What Can Online Newspapers Learn from the Airline Industry?
Brett Gordon, Assistant Professor, Marketing
When fuel costs spiked in 2008, none of the large air carriers wanted to be the first to charge for checked baggage. Few had noticed when low-cost carrier Spirit Airlines began charging for the first bag in June 2007. Nearly a year later in May 2008, American Airlines — one of the “majors” — announced that it would charge for the first bag. Before the end of summer, five of the seven largest North American carriers followed suit.
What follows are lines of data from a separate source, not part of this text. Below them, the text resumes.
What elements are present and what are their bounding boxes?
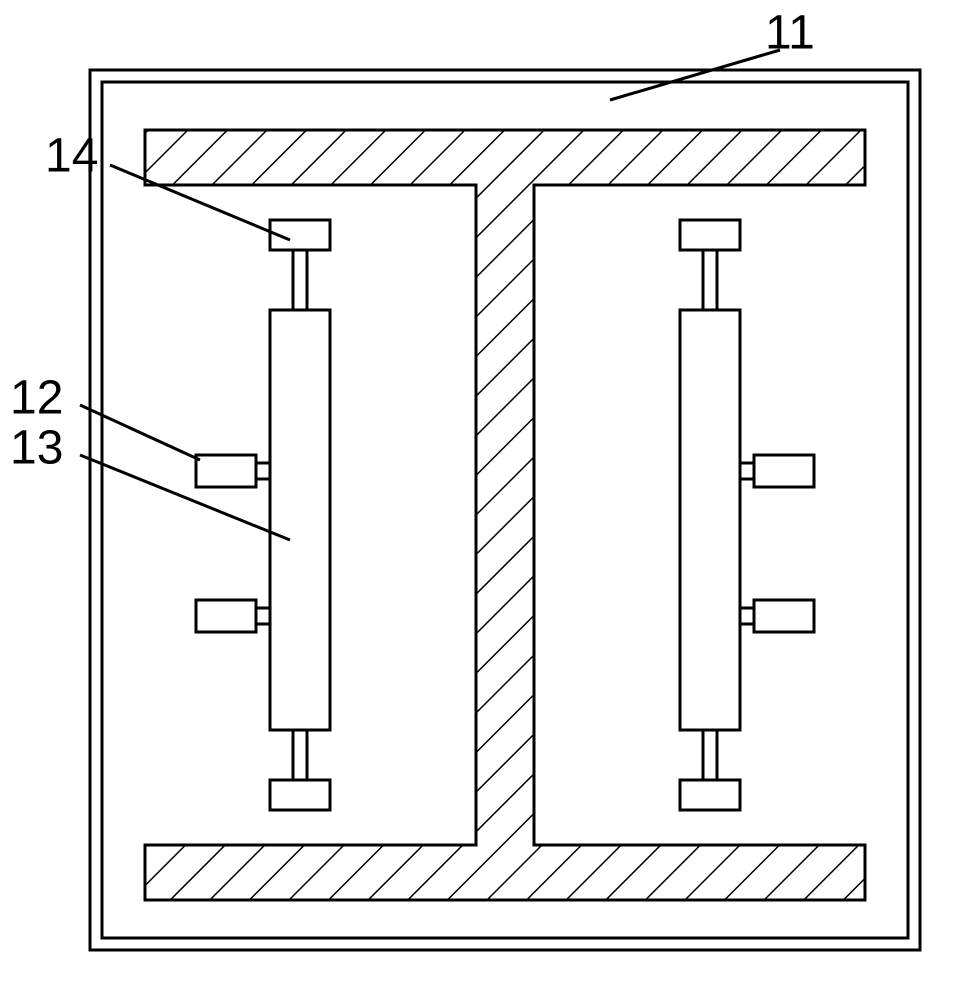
callout-label-12: 12 (10, 371, 63, 424)
callout-label-13: 13 (10, 421, 63, 474)
schematic-svg: 11 14 1213 (0, 0, 959, 1000)
callout-label-11: 11 (765, 6, 815, 59)
diagram-container: 11 14 1213 (0, 0, 959, 1000)
callout-label-14: 14 (45, 129, 98, 182)
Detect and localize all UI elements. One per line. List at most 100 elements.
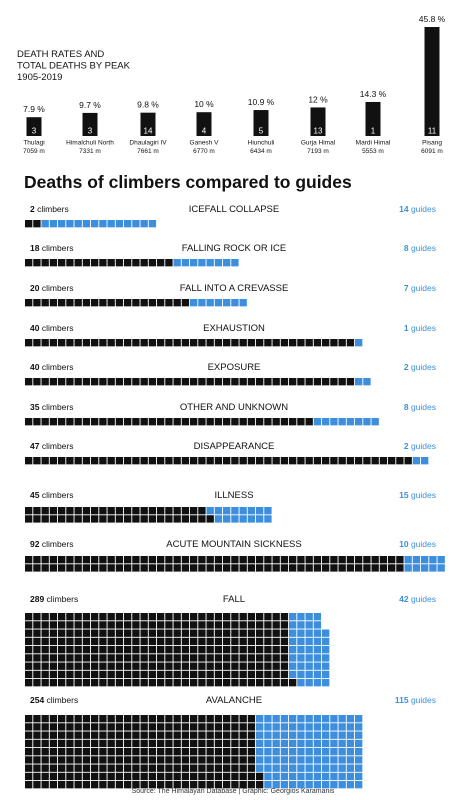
climber-square bbox=[41, 621, 49, 629]
climbers-label: 20 climbers bbox=[30, 283, 73, 293]
climber-square bbox=[181, 299, 190, 307]
climber-square bbox=[107, 756, 115, 764]
climber-square bbox=[49, 637, 58, 646]
climber-square bbox=[239, 457, 247, 465]
guide-square bbox=[289, 723, 297, 731]
climber-square bbox=[132, 629, 140, 637]
climber-square bbox=[74, 515, 82, 523]
climber-square bbox=[157, 772, 165, 781]
guide-square bbox=[338, 715, 346, 723]
climber-square bbox=[41, 629, 49, 637]
climber-square bbox=[132, 556, 140, 564]
climber-square bbox=[74, 764, 82, 772]
climbers-word: climbers bbox=[39, 243, 73, 253]
climber-square bbox=[140, 748, 148, 756]
climber-square bbox=[124, 646, 132, 654]
climber-square bbox=[41, 772, 49, 781]
climber-square bbox=[355, 457, 363, 465]
peak-rate-label: 10.9 % bbox=[248, 97, 275, 107]
climber-square bbox=[247, 418, 256, 426]
climber-square bbox=[247, 781, 256, 789]
guide-square bbox=[330, 781, 338, 789]
climber-square bbox=[198, 764, 206, 772]
climber-square bbox=[157, 299, 165, 307]
peak-name-label: Gurja Himal bbox=[301, 140, 336, 147]
climber-square bbox=[132, 457, 140, 465]
climbers-word: climbers bbox=[39, 490, 73, 500]
climber-square bbox=[206, 378, 214, 386]
climber-square bbox=[115, 564, 124, 572]
climber-square bbox=[25, 418, 33, 426]
climber-square bbox=[198, 613, 206, 621]
climber-square bbox=[82, 781, 91, 789]
climber-square bbox=[49, 457, 58, 465]
guide-square bbox=[239, 507, 247, 515]
climber-square bbox=[99, 339, 107, 347]
guide-square bbox=[313, 613, 322, 621]
climber-square bbox=[25, 756, 33, 764]
guide-square bbox=[256, 731, 264, 739]
climber-square bbox=[256, 654, 264, 662]
climber-square bbox=[157, 339, 165, 347]
climber-square bbox=[99, 564, 107, 572]
climber-square bbox=[25, 748, 33, 756]
climber-square bbox=[157, 679, 165, 687]
climber-square bbox=[173, 731, 181, 739]
climber-square bbox=[49, 259, 58, 267]
climber-square bbox=[214, 772, 223, 781]
climber-square bbox=[99, 457, 107, 465]
guide-square bbox=[346, 748, 355, 756]
guide-square bbox=[313, 731, 322, 739]
climber-square bbox=[198, 748, 206, 756]
guide-square bbox=[41, 220, 49, 228]
climber-square bbox=[214, 621, 223, 629]
guide-square bbox=[82, 220, 91, 228]
climber-square bbox=[355, 564, 363, 572]
climber-square bbox=[206, 629, 214, 637]
climber-square bbox=[41, 654, 49, 662]
climber-square bbox=[25, 646, 33, 654]
climber-square bbox=[223, 739, 231, 748]
climber-square bbox=[165, 564, 173, 572]
climber-square bbox=[173, 739, 181, 748]
guide-square bbox=[289, 739, 297, 748]
climber-square bbox=[115, 613, 124, 621]
climber-square bbox=[157, 748, 165, 756]
guide-square bbox=[322, 654, 330, 662]
climber-square bbox=[107, 662, 115, 670]
climber-square bbox=[99, 670, 107, 679]
climber-square bbox=[157, 457, 165, 465]
climber-square bbox=[107, 418, 115, 426]
peak-rate-label: 14.3 % bbox=[360, 89, 387, 99]
climber-square bbox=[33, 756, 41, 764]
climber-square bbox=[239, 748, 247, 756]
guide-square bbox=[355, 731, 363, 739]
climber-square bbox=[124, 679, 132, 687]
climber-square bbox=[157, 662, 165, 670]
climber-square bbox=[58, 756, 66, 764]
peak-rate-label: 9.7 % bbox=[79, 100, 101, 110]
climbers-label: 254 climbers bbox=[30, 695, 78, 705]
guides-label: 14 guides bbox=[399, 204, 436, 214]
guide-square bbox=[330, 418, 338, 426]
climber-square bbox=[49, 621, 58, 629]
climber-square bbox=[173, 457, 181, 465]
climber-square bbox=[297, 418, 305, 426]
climbers-word: climbers bbox=[39, 539, 73, 549]
guide-square bbox=[305, 646, 313, 654]
guide-square bbox=[264, 748, 272, 756]
climber-square bbox=[148, 662, 157, 670]
climber-square bbox=[264, 679, 272, 687]
climber-square bbox=[115, 731, 124, 739]
climber-square bbox=[33, 556, 41, 564]
guide-square bbox=[264, 772, 272, 781]
guide-square bbox=[322, 748, 330, 756]
climber-square bbox=[223, 772, 231, 781]
climber-square bbox=[214, 764, 223, 772]
climber-square bbox=[181, 646, 190, 654]
climber-square bbox=[214, 670, 223, 679]
guide-square bbox=[338, 418, 346, 426]
climber-square bbox=[49, 781, 58, 789]
climber-square bbox=[132, 764, 140, 772]
climber-square bbox=[148, 339, 157, 347]
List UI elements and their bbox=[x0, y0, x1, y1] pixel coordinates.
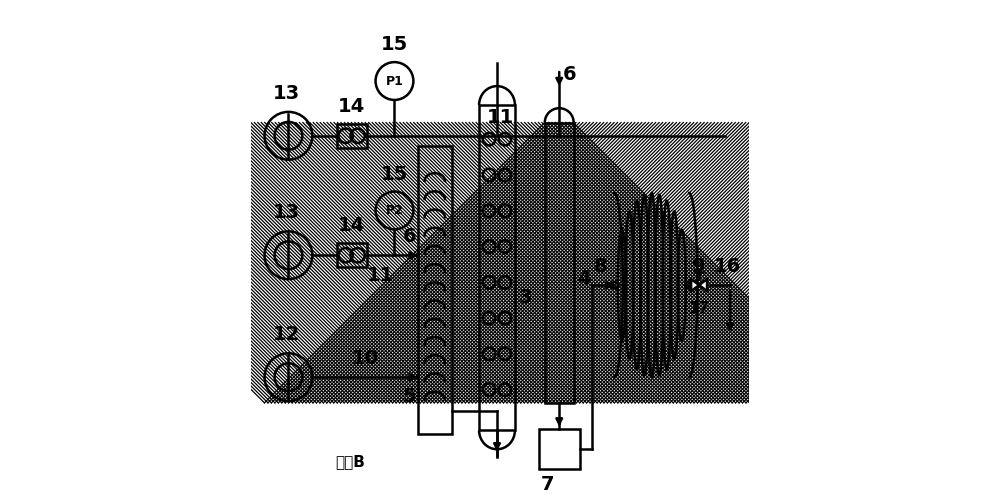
Circle shape bbox=[376, 191, 413, 229]
Circle shape bbox=[265, 353, 312, 401]
Text: 12: 12 bbox=[272, 325, 300, 344]
Text: 13: 13 bbox=[272, 84, 300, 103]
Bar bbox=[337, 243, 367, 267]
Text: 15: 15 bbox=[381, 164, 408, 183]
Text: 4: 4 bbox=[577, 269, 591, 288]
Polygon shape bbox=[691, 279, 699, 291]
Text: 10: 10 bbox=[352, 349, 379, 368]
Text: 14: 14 bbox=[338, 216, 365, 235]
Polygon shape bbox=[699, 279, 707, 291]
Bar bbox=[337, 124, 367, 148]
Text: 15: 15 bbox=[381, 35, 408, 54]
Text: 11: 11 bbox=[367, 266, 394, 285]
Text: 13: 13 bbox=[272, 203, 300, 222]
Text: 7: 7 bbox=[541, 475, 554, 494]
Text: 5: 5 bbox=[402, 387, 416, 406]
Text: 14: 14 bbox=[338, 97, 365, 116]
Circle shape bbox=[376, 62, 413, 100]
Text: 11: 11 bbox=[486, 108, 514, 127]
Bar bbox=[539, 429, 580, 469]
Text: 9: 9 bbox=[692, 257, 706, 276]
Text: P2: P2 bbox=[386, 204, 403, 217]
Circle shape bbox=[265, 231, 312, 279]
Text: 6: 6 bbox=[402, 227, 416, 246]
Text: 17: 17 bbox=[689, 301, 710, 316]
Text: 6: 6 bbox=[563, 65, 576, 84]
Bar bbox=[479, 105, 515, 430]
Bar bbox=[418, 146, 452, 434]
Text: 3: 3 bbox=[518, 289, 532, 308]
Bar bbox=[545, 123, 574, 403]
Text: P1: P1 bbox=[386, 75, 403, 88]
Circle shape bbox=[265, 112, 312, 160]
Text: 物料B: 物料B bbox=[336, 454, 366, 469]
Text: 16: 16 bbox=[714, 257, 741, 276]
Text: 8: 8 bbox=[593, 257, 607, 276]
In some ways, the online news industry is facing a similar problem, albeit one without as simple a solution. After months of speculation, the New York Times recently announced that it would implement a new payment system starting in January 2011. Despite a few early chargers (e.g., Wall Street Journal) the vast majority of online news is provided freely to the public. Most newspapers would like to charge, at least partially, for content, but no one wants to be the odd paper out and make the first move. In the academic parlance of game theory this is called a coordination problem, and it occurs repeatedly in countless industries. So how do firms solve this issue?
Members of the airline industry are highly sophisticated at interpreting other airlines strategies. Smaller airlines tend to look to the majors before instituting pricing changes. The large airlines recognize their role and plan accordingly. Online newspapers need to develop a similar ability if the industry is to successfully move to a dual paid/ad-supported revenue model, however, their task is harder in part because the industry is more fragmented.
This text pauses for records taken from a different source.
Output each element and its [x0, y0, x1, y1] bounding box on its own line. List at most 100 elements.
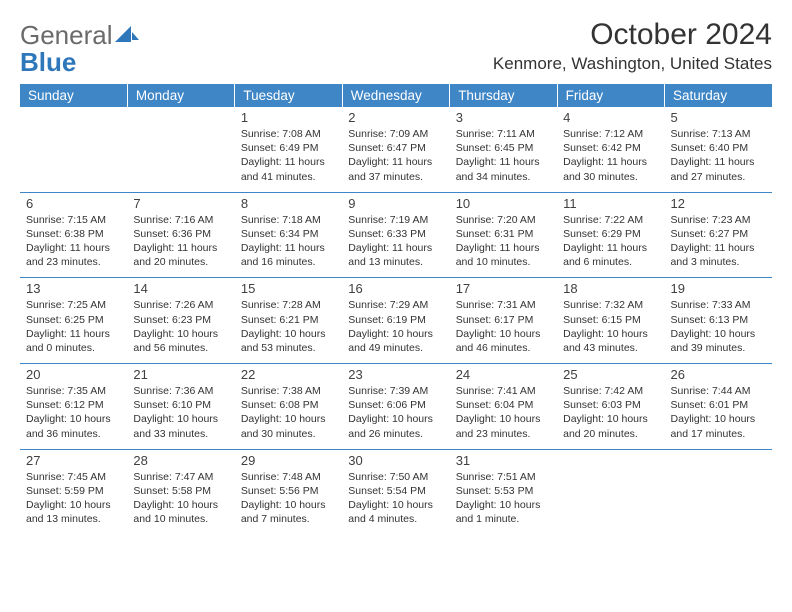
- weekday-header: Monday: [127, 84, 234, 107]
- day-details: Sunrise: 7:32 AMSunset: 6:15 PMDaylight:…: [563, 298, 658, 355]
- day-number: 2: [348, 110, 443, 125]
- day-details: Sunrise: 7:28 AMSunset: 6:21 PMDaylight:…: [241, 298, 336, 355]
- day-details: Sunrise: 7:45 AMSunset: 5:59 PMDaylight:…: [26, 470, 121, 527]
- day-details: Sunrise: 7:39 AMSunset: 6:06 PMDaylight:…: [348, 384, 443, 441]
- day-details: Sunrise: 7:12 AMSunset: 6:42 PMDaylight:…: [563, 127, 658, 184]
- day-number: 7: [133, 196, 228, 211]
- day-details: Sunrise: 7:51 AMSunset: 5:53 PMDaylight:…: [456, 470, 551, 527]
- day-details: Sunrise: 7:20 AMSunset: 6:31 PMDaylight:…: [456, 213, 551, 270]
- page-subtitle: Kenmore, Washington, United States: [493, 54, 772, 74]
- calendar-day-cell: 17 Sunrise: 7:31 AMSunset: 6:17 PMDayligh…: [450, 278, 557, 364]
- calendar-day-cell: 2 Sunrise: 7:09 AMSunset: 6:47 PMDaylight…: [342, 107, 449, 192]
- day-number: 6: [26, 196, 121, 211]
- calendar-day-cell: 22Sunrise: 7:38 AMSunset: 6:08 PMDayligh…: [235, 364, 342, 450]
- weekday-header: Friday: [557, 84, 664, 107]
- day-details: Sunrise: 7:18 AMSunset: 6:34 PMDaylight:…: [241, 213, 336, 270]
- calendar-day-cell: 9Sunrise: 7:19 AMSunset: 6:33 PMDaylight…: [342, 192, 449, 278]
- day-details: Sunrise: 7:41 AMSunset: 6:04 PMDaylight:…: [456, 384, 551, 441]
- calendar-week-row: 6 Sunrise: 7:15 AMSunset: 6:38 PMDaylight…: [20, 192, 772, 278]
- calendar-day-cell: 21 Sunrise: 7:36 AMSunset: 6:10 PMDayligh…: [127, 364, 234, 450]
- day-details: Sunrise: 7:26 AMSunset: 6:23 PMDaylight:…: [133, 298, 228, 355]
- day-number: 25: [563, 367, 658, 382]
- day-details: Sunrise: 7:36 AMSunset: 6:10 PMDaylight:…: [133, 384, 228, 441]
- calendar-day-cell: 10Sunrise: 7:20 AMSunset: 6:31 PMDayligh…: [450, 192, 557, 278]
- logo: General Blue: [20, 18, 139, 76]
- calendar-day-cell: 7 Sunrise: 7:16 AMSunset: 6:36 PMDaylight…: [127, 192, 234, 278]
- day-number: 29: [241, 453, 336, 468]
- calendar-day-cell: 31 Sunrise: 7:51 AMSunset: 5:53 PMDayligh…: [450, 449, 557, 534]
- calendar-week-row: 20Sunrise: 7:35 AMSunset: 6:12 PMDayligh…: [20, 364, 772, 450]
- day-details: Sunrise: 7:29 AMSunset: 6:19 PMDaylight:…: [348, 298, 443, 355]
- logo-part2: Blue: [20, 47, 76, 77]
- day-details: Sunrise: 7:16 AMSunset: 6:36 PMDaylight:…: [133, 213, 228, 270]
- calendar-day-cell: [127, 107, 234, 192]
- day-details: Sunrise: 7:42 AMSunset: 6:03 PMDaylight:…: [563, 384, 658, 441]
- calendar-day-cell: 5 Sunrise: 7:13 AMSunset: 6:40 PMDaylight…: [665, 107, 772, 192]
- day-number: 28: [133, 453, 228, 468]
- weekday-header: Thursday: [450, 84, 557, 107]
- day-details: Sunrise: 7:48 AMSunset: 5:56 PMDaylight:…: [241, 470, 336, 527]
- day-details: Sunrise: 7:47 AMSunset: 5:58 PMDaylight:…: [133, 470, 228, 527]
- calendar-day-cell: 6 Sunrise: 7:15 AMSunset: 6:38 PMDaylight…: [20, 192, 127, 278]
- day-details: Sunrise: 7:33 AMSunset: 6:13 PMDaylight:…: [671, 298, 766, 355]
- logo-part1: General: [20, 20, 113, 50]
- day-number: 31: [456, 453, 551, 468]
- day-number: 21: [133, 367, 228, 382]
- day-details: Sunrise: 7:23 AMSunset: 6:27 PMDaylight:…: [671, 213, 766, 270]
- header: General Blue October 2024 Kenmore, Washi…: [20, 18, 772, 76]
- calendar-day-cell: 4 Sunrise: 7:12 AMSunset: 6:42 PMDaylight…: [557, 107, 664, 192]
- day-number: 4: [563, 110, 658, 125]
- day-number: 23: [348, 367, 443, 382]
- day-details: Sunrise: 7:19 AMSunset: 6:33 PMDaylight:…: [348, 213, 443, 270]
- day-number: 3: [456, 110, 551, 125]
- day-number: 19: [671, 281, 766, 296]
- calendar-day-cell: [665, 449, 772, 534]
- calendar-day-cell: 29 Sunrise: 7:48 AMSunset: 5:56 PMDayligh…: [235, 449, 342, 534]
- calendar-day-cell: 20Sunrise: 7:35 AMSunset: 6:12 PMDayligh…: [20, 364, 127, 450]
- calendar-day-cell: 25 Sunrise: 7:42 AMSunset: 6:03 PMDayligh…: [557, 364, 664, 450]
- calendar-day-cell: 19 Sunrise: 7:33 AMSunset: 6:13 PMDayligh…: [665, 278, 772, 364]
- day-number: 24: [456, 367, 551, 382]
- weekday-header-row: Sunday Monday Tuesday Wednesday Thursday…: [20, 84, 772, 107]
- calendar-day-cell: [557, 449, 664, 534]
- day-details: Sunrise: 7:13 AMSunset: 6:40 PMDaylight:…: [671, 127, 766, 184]
- day-number: 8: [241, 196, 336, 211]
- day-number: 1: [241, 110, 336, 125]
- day-number: 17: [456, 281, 551, 296]
- calendar-day-cell: 14Sunrise: 7:26 AMSunset: 6:23 PMDayligh…: [127, 278, 234, 364]
- calendar-day-cell: 8 Sunrise: 7:18 AMSunset: 6:34 PMDaylight…: [235, 192, 342, 278]
- day-details: Sunrise: 7:38 AMSunset: 6:08 PMDaylight:…: [241, 384, 336, 441]
- day-details: Sunrise: 7:50 AMSunset: 5:54 PMDaylight:…: [348, 470, 443, 527]
- day-details: Sunrise: 7:44 AMSunset: 6:01 PMDaylight:…: [671, 384, 766, 441]
- day-details: Sunrise: 7:35 AMSunset: 6:12 PMDaylight:…: [26, 384, 121, 441]
- day-details: Sunrise: 7:25 AMSunset: 6:25 PMDaylight:…: [26, 298, 121, 355]
- day-number: 18: [563, 281, 658, 296]
- weekday-header: Tuesday: [235, 84, 342, 107]
- calendar-table: Sunday Monday Tuesday Wednesday Thursday…: [20, 84, 772, 534]
- day-number: 5: [671, 110, 766, 125]
- day-number: 26: [671, 367, 766, 382]
- day-details: Sunrise: 7:31 AMSunset: 6:17 PMDaylight:…: [456, 298, 551, 355]
- calendar-day-cell: 18 Sunrise: 7:32 AMSunset: 6:15 PMDayligh…: [557, 278, 664, 364]
- day-number: 30: [348, 453, 443, 468]
- weekday-header: Sunday: [20, 84, 127, 107]
- calendar-body: 1Sunrise: 7:08 AMSunset: 6:49 PMDaylight…: [20, 107, 772, 534]
- weekday-header: Wednesday: [342, 84, 449, 107]
- calendar-day-cell: 12Sunrise: 7:23 AMSunset: 6:27 PMDayligh…: [665, 192, 772, 278]
- day-details: Sunrise: 7:15 AMSunset: 6:38 PMDaylight:…: [26, 213, 121, 270]
- weekday-header: Saturday: [665, 84, 772, 107]
- calendar-week-row: 27 Sunrise: 7:45 AMSunset: 5:59 PMDayligh…: [20, 449, 772, 534]
- day-number: 16: [348, 281, 443, 296]
- calendar-day-cell: 28 Sunrise: 7:47 AMSunset: 5:58 PMDayligh…: [127, 449, 234, 534]
- calendar-day-cell: 11Sunrise: 7:22 AMSunset: 6:29 PMDayligh…: [557, 192, 664, 278]
- calendar-day-cell: 24 Sunrise: 7:41 AMSunset: 6:04 PMDayligh…: [450, 364, 557, 450]
- calendar-week-row: 1Sunrise: 7:08 AMSunset: 6:49 PMDaylight…: [20, 107, 772, 192]
- calendar-week-row: 13Sunrise: 7:25 AMSunset: 6:25 PMDayligh…: [20, 278, 772, 364]
- day-number: 27: [26, 453, 121, 468]
- day-details: Sunrise: 7:09 AMSunset: 6:47 PMDaylight:…: [348, 127, 443, 184]
- calendar-day-cell: 26 Sunrise: 7:44 AMSunset: 6:01 PMDayligh…: [665, 364, 772, 450]
- calendar-day-cell: 23 Sunrise: 7:39 AMSunset: 6:06 PMDayligh…: [342, 364, 449, 450]
- day-details: Sunrise: 7:22 AMSunset: 6:29 PMDaylight:…: [563, 213, 658, 270]
- calendar-day-cell: 30 Sunrise: 7:50 AMSunset: 5:54 PMDayligh…: [342, 449, 449, 534]
- calendar-day-cell: 16 Sunrise: 7:29 AMSunset: 6:19 PMDayligh…: [342, 278, 449, 364]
What Will the Publishing Industry Do Next?
Rita McGrath, Associate Professor, Management
A new development is that the Web itself is starting to splinter. In the early days, you had one way of accessing online content — that was through a computer — and developers could optimize for a certain kind of user experience. Today, people access content in myriad ways that are not always compatible with each other or optimized. A developer or a publisher has to decide whether to hit every platform or optimize for Blackberry, iPad or some other platform. They have to ask, “What is going to be our platform of choice?”
The content business model will be less driven by the need to aggregate the most eyeballs on a common platform, and move towards a model determined by the ecosystem that can draw the most participants. For example, Apple is trying to create a vertically integrated ecosystem with its products and partners. Rival ecosystems will start to compete for business with publishers, and media companies and content providers will watch to see where people are participating.
Publishers will have to come up with ways to monetize their participation in an ecosystem. There is hope that content providers can cut themselves more lucrative deals on these coming platforms.
What Is the Right Price?
Ava Seave, Adjunct Associate Professor, Finance and Economics
It is not unreasonable for companies to charge for information on the Internet. Many try-before-you-buy and sampling schemes are being tested across all types of media. Practically speaking, before companies make decisions about pricing, they should test the proposed pricing models as much as possible before rolling it out.
When the New York Times raised its newsstand and subscription prices in May 2009, they got a good idea of the inelasticity of their consumers’ demand. The move likely emboldened the paper to announce its current scheme. With time before the debut of its pay wall in 2011, the news organization can solicit customer feedback — and handle the blowback.
Every product is different in terms of where the company should put the price. The Times can measure the frequency with which people come back to the site, so it can set the pay wall at the optimal place for maximizing revenue. It is likely that the Times will adjust its online price as needed as its experience with it evolves.